Seb vindt Charlie leuk.

Bovenkomen

Ik probeerde een blogpost te schrijven over afgelopen weekend, en ik kwam best een eind, maar ik ben nu opeens heftig onzeker over mijn Engels. Het is onzinnig, waarschijnlijk, maar ik vrees dat ik ratel en de blogpost dus onleesbaar is. Dus lees ik maar blogposts over het web en user experience design terwijl ik eigenlijk al naar bed had moeten gaan.

Ik heb het gevoel dat ik afgelopen anderhalf jaar heel diep in de computer heb gezeten. Het is heel onwennig om weer gebruikers te zien, mensen die computers gebruiken, maar dan aan de oppervlakte. Mensen die de command line niet eng vinden, maar gewoon niet weten waar je het over hebt.

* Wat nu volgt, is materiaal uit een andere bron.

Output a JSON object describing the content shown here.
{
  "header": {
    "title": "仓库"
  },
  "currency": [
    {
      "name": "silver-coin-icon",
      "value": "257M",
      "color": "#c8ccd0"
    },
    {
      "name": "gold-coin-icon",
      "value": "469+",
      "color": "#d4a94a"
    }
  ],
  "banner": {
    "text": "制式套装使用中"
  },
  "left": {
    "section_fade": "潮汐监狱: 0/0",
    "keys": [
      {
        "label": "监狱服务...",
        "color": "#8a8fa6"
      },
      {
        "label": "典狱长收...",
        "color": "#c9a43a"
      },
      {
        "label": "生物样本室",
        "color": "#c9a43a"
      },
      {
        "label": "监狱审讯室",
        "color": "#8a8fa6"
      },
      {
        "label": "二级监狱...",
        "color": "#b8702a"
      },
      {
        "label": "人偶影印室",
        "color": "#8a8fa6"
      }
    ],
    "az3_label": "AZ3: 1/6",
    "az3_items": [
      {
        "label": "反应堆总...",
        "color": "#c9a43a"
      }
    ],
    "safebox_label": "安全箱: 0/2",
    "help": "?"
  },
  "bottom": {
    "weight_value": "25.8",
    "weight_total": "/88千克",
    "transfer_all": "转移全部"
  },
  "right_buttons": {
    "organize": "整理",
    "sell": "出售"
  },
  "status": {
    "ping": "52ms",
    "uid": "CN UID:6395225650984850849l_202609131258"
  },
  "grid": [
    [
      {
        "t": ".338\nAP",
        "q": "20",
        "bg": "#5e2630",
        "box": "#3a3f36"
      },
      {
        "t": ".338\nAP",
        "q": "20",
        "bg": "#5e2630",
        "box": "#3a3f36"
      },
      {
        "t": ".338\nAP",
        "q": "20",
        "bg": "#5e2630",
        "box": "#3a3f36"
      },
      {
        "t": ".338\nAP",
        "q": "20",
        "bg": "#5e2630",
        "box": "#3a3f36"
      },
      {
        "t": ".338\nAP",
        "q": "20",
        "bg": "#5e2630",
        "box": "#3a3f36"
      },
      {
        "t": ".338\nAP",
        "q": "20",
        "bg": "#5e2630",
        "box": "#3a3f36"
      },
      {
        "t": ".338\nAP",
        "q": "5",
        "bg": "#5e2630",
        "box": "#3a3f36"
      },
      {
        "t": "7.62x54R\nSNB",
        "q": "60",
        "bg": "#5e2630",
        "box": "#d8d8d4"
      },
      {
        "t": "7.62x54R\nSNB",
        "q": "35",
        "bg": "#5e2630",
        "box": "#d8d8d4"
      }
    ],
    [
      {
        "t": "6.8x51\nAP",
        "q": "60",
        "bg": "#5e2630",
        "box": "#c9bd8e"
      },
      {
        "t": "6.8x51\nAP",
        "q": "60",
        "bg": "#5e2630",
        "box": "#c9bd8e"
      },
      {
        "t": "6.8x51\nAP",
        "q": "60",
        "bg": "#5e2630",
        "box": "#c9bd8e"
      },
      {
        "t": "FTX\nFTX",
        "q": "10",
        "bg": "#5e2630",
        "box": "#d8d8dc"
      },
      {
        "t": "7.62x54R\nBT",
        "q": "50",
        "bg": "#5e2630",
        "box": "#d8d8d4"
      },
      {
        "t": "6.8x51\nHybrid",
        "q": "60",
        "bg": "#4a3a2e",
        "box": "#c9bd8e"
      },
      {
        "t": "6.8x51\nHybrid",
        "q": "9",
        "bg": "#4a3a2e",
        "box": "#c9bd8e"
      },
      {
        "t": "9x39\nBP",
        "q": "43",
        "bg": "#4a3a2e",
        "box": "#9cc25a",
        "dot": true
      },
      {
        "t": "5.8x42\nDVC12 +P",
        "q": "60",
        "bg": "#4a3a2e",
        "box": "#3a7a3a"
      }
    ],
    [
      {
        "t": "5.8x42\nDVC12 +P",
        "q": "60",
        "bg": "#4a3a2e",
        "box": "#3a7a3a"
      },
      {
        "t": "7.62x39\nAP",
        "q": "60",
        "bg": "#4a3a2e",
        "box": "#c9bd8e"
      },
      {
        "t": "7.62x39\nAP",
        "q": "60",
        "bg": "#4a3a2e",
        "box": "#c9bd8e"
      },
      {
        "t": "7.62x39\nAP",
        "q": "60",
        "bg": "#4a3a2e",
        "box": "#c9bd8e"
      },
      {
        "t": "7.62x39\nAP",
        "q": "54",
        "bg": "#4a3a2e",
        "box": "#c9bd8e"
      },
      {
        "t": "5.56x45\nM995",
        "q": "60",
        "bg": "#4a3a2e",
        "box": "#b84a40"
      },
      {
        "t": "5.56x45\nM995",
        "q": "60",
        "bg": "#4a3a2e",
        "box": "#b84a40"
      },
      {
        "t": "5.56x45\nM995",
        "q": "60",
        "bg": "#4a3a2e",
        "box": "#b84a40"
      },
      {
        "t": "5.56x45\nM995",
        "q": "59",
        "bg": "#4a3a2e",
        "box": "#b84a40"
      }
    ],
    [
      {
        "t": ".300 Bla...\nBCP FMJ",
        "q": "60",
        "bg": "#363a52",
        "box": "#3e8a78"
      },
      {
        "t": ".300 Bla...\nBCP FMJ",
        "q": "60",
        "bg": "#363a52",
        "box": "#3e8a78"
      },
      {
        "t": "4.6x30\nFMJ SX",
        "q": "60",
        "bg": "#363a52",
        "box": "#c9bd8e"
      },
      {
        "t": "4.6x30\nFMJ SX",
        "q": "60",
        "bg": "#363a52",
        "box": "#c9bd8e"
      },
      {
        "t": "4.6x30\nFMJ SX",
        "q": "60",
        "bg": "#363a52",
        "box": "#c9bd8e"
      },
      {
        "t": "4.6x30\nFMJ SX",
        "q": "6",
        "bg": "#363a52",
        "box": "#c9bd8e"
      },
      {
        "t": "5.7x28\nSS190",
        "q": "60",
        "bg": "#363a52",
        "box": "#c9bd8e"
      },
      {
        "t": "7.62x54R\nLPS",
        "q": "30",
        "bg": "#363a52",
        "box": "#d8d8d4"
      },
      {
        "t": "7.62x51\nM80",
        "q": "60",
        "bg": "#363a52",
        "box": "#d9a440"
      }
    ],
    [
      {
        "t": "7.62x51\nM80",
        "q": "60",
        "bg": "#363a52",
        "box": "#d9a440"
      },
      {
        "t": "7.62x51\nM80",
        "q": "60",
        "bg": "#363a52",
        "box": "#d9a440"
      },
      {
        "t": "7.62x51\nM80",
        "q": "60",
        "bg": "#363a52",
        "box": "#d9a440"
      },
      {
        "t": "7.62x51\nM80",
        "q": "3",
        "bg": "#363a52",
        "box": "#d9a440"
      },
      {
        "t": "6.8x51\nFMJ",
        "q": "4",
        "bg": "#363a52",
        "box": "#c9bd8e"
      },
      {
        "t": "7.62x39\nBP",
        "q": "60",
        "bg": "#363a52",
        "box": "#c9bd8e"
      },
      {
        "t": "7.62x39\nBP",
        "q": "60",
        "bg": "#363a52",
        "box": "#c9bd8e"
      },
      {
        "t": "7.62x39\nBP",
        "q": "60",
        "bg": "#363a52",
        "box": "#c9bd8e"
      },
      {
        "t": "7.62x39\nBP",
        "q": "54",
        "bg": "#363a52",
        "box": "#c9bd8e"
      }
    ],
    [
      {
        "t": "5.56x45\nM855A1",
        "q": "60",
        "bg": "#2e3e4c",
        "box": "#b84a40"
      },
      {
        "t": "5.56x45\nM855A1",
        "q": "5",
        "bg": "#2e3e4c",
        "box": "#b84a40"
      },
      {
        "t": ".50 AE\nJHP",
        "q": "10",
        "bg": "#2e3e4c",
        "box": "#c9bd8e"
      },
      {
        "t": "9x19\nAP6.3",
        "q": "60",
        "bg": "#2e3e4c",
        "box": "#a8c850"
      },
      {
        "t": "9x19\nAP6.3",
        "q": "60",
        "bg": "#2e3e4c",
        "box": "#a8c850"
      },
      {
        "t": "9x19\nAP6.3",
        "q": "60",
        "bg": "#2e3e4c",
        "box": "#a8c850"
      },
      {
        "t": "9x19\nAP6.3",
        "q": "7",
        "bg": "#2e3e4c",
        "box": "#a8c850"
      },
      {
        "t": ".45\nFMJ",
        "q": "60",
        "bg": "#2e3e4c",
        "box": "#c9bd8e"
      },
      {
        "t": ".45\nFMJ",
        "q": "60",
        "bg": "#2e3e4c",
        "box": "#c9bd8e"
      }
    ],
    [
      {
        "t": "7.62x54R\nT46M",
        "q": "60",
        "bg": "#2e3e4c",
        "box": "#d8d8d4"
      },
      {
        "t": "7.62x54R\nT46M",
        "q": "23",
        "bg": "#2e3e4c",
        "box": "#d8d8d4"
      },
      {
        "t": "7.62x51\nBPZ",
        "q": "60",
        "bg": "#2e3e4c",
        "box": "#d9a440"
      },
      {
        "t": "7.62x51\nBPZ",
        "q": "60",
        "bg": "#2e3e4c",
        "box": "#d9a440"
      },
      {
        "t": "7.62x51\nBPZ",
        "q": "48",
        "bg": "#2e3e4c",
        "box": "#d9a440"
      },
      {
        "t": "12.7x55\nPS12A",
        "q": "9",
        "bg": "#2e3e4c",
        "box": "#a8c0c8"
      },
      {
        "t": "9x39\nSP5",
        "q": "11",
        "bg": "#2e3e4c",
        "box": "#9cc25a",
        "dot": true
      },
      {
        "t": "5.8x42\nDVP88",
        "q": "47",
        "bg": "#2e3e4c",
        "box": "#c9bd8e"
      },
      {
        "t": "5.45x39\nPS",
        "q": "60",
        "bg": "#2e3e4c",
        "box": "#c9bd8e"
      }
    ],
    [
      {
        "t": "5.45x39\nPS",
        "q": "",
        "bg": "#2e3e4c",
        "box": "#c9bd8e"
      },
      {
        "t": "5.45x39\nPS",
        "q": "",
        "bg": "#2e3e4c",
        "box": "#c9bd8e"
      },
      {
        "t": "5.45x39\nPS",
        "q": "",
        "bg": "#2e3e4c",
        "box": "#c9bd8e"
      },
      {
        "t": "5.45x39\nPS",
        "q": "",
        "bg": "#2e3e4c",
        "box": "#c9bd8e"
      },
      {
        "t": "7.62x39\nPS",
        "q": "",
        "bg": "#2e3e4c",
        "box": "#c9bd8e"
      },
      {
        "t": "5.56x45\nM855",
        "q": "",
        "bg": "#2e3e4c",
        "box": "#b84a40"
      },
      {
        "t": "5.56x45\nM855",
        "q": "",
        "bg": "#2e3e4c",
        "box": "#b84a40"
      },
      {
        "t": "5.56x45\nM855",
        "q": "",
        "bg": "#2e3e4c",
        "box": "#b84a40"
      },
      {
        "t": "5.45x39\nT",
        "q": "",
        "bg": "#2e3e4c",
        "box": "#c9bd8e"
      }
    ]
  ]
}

Als je een taal leert op school en die daarna jaren niet meer gebruikt, vergeet je de woorden en heb je er niets aan als je eens op vakantie gaat. Als je op een bepaalde taal gaat studeren, vergeet je een andere. Het voelt alsof ik mensentaal voor programmeertaal aan het ruilen ben geweest. Het is fijn om weer eens mensentaal te spreken, maar ik ben ook bang, stiekem, om de programmeertaal los te laten. Het is gek dat ook deze taal een deel van je identiteit lijkt te worden.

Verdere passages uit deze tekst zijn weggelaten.